Some clinical implications can be drawn from our results: it is crucial to preserve as much extensor mass as possible when performing such surgical procedures. If too much muscle damages are needed to remove the tumor, the extensor apparatus must be reconstructed by any means possible.

Conclusion

This is one of the largest series reporting the objective functional results of two techniques of limb salvage surgery after a malignant bone tumor. With gait analysis, we found that both Megaprosthesis and biologic reconstruction with allografts provide good results in the long-term and minimal gait impairment. Our study suggests that no difference exist in terms of gait when comparing these two techniques. We were able to shed light on the changes that occur after such surgery. Both Allograft and Megaprosthesis patients showed a more extended knee during stance phase, likely due to the soft tissue damages secondary to the surgery. These modifications in kinetics and kinematics of the knee had an impact on spatiotemporal parameters, with a decreased walking speed and step length. However, patients were able to have an efficient walk, as demonstrated by the results of the GDI and GGI scores.

The particular gait patterns reported in this study suggest that gait changes may be mainly due to muscle resection. In order to reduce changes in gait pattern, it thus may be crucial to focus on postoperative rehabilitation. By improving quadriceps strength and knee proprioception, it is possible that differences in gait would disappear in both affected and contralateral limbs.

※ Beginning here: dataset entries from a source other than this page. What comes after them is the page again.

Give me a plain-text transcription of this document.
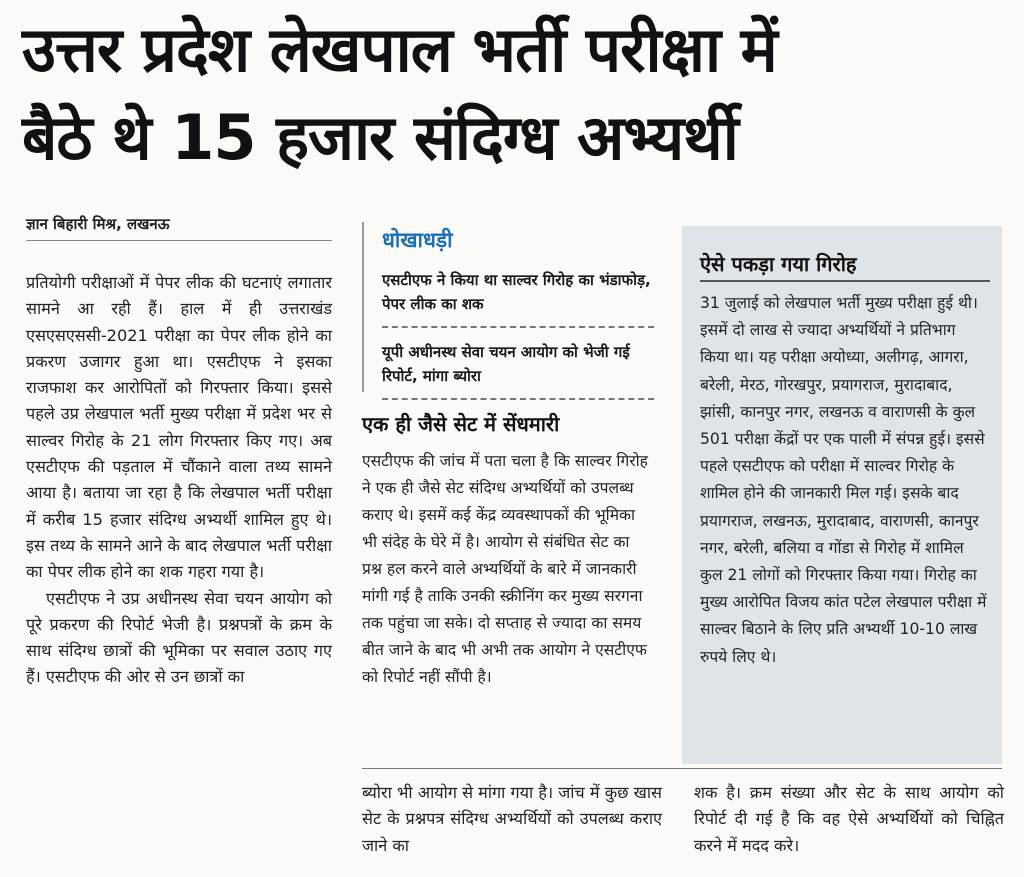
उत्तर प्रदेश लेखपाल भर्ती परीक्षा में
बैठे थे 15 हजार संदिग्ध अभ्यर्थी
ज्ञान बिहारी मिश्र, लखनऊ

प्रतियोगी परीक्षाओं में पेपर लीक की घटनाएं लगातार सामने आ रही हैं। हाल में ही उत्तराखंड एसएसएससी-2021 परीक्षा का पेपर लीक होने का प्रकरण उजागर हुआ था। एसटीएफ ने इसका राजफाश कर आरोपितों को गिरफ्तार किया। इससे पहले उप्र लेखपाल भर्ती मुख्य परीक्षा में प्रदेश भर से साल्वर गिरोह के 21 लोग गिरफ्तार किए गए। अब एसटीएफ की पड़ताल में चौंकाने वाला तथ्य सामने आया है। बताया जा रहा है कि लेखपाल भर्ती परीक्षा में करीब 15 हजार संदिग्ध अभ्यर्थी शामिल हुए थे। इस तथ्य के सामने आने के बाद लेखपाल भर्ती परीक्षा का पेपर लीक होने का शक गहरा गया है।

एसटीएफ ने उप्र अधीनस्थ सेवा चयन आयोग को पूरे प्रकरण की रिपोर्ट भेजी है। प्रश्नपत्रों के क्रम के साथ संदिग्ध छात्रों की भूमिका पर सवाल उठाए गए हैं। एसटीएफ की ओर से उन छात्रों का

धोखाधड़ी
एसटीएफ ने किया था साल्वर गिरोह का भंडाफोड़, पेपर लीक का शक
यूपी अधीनस्थ सेवा चयन आयोग को भेजी गई रिपोर्ट, मांगा ब्योरा
एक ही जैसे सेट में सेंधमारी
एसटीएफ की जांच में पता चला है कि साल्वर गिरोह ने एक ही जैसे सेट संदिग्ध अभ्यर्थियों को उपलब्ध कराए थे। इसमें कई केंद्र व्यवस्थापकों की भूमिका भी संदेह के घेरे में है। आयोग से संबंधित सेट का प्रश्न हल करने वाले अभ्यर्थियों के बारे में जानकारी मांगी गई है ताकि उनकी स्क्रीनिंग कर मुख्य सरगना तक पहुंचा जा सके। दो सप्ताह से ज्यादा का समय बीत जाने के बाद भी अभी तक आयोग ने एसटीएफ को रिपोर्ट नहीं सौंपी है।
ऐसे पकड़ा गया गिरोह
31 जुलाई को लेखपाल भर्ती मुख्य परीक्षा हुई थी। इसमें दो लाख से ज्यादा अभ्यर्थियों ने प्रतिभाग किया था। यह परीक्षा अयोध्या, अलीगढ़, आगरा, बरेली, मेरठ, गोरखपुर, प्रयागराज, मुरादाबाद, झांसी, कानपुर नगर, लखनऊ व वाराणसी के कुल 501 परीक्षा केंद्रों पर एक पाली में संपन्न हुई। इससे पहले एसटीएफ को परीक्षा में साल्वर गिरोह के शामिल होने की जानकारी मिल गई। इसके बाद प्रयागराज, लखनऊ, मुरादाबाद, वाराणसी, कानपुर नगर, बरेली, बलिया व गोंडा से गिरोह में शामिल कुल 21 लोगों को गिरफ्तार किया गया। गिरोह का मुख्य आरोपित विजय कांत पटेल लेखपाल परीक्षा में साल्वर बिठाने के लिए प्रति अभ्यर्थी 10-10 लाख रुपये लिए थे।
ब्योरा भी आयोग से मांगा गया है। जांच में कुछ खास सेट के प्रश्नपत्र संदिग्ध अभ्यर्थियों को उपलब्ध कराए जाने का
शक है। क्रम संख्या और सेट के साथ आयोग को रिपोर्ट दी गई है कि वह ऐसे अभ्यर्थियों को चिह्नित करने में मदद करे।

Knee hyperextension during stance phase leads to an increase in extension moment that applies to the joint. In tumour surgery around the knee, especially in patients with a megaprosthetic reconstruction, this knee hyperextension is achieved with the motion of the prosthesis and it is very important for the patients to lock the knee in extension while walking. These patients have a typical gait pattern with knee hyperextension, even if they do not necessarily have complete active extension (because of defect or improper reattachment of the extensor mechanism). Further studies could be of major interest, in order to correlate the changes in gait pattern to cartilage or prosthesis wear.

Even if differences with the control group were greater in Megaprosthesis patients, there were very few differences between the two treatment groups. However, larger samples are necessary in order to highlight differences.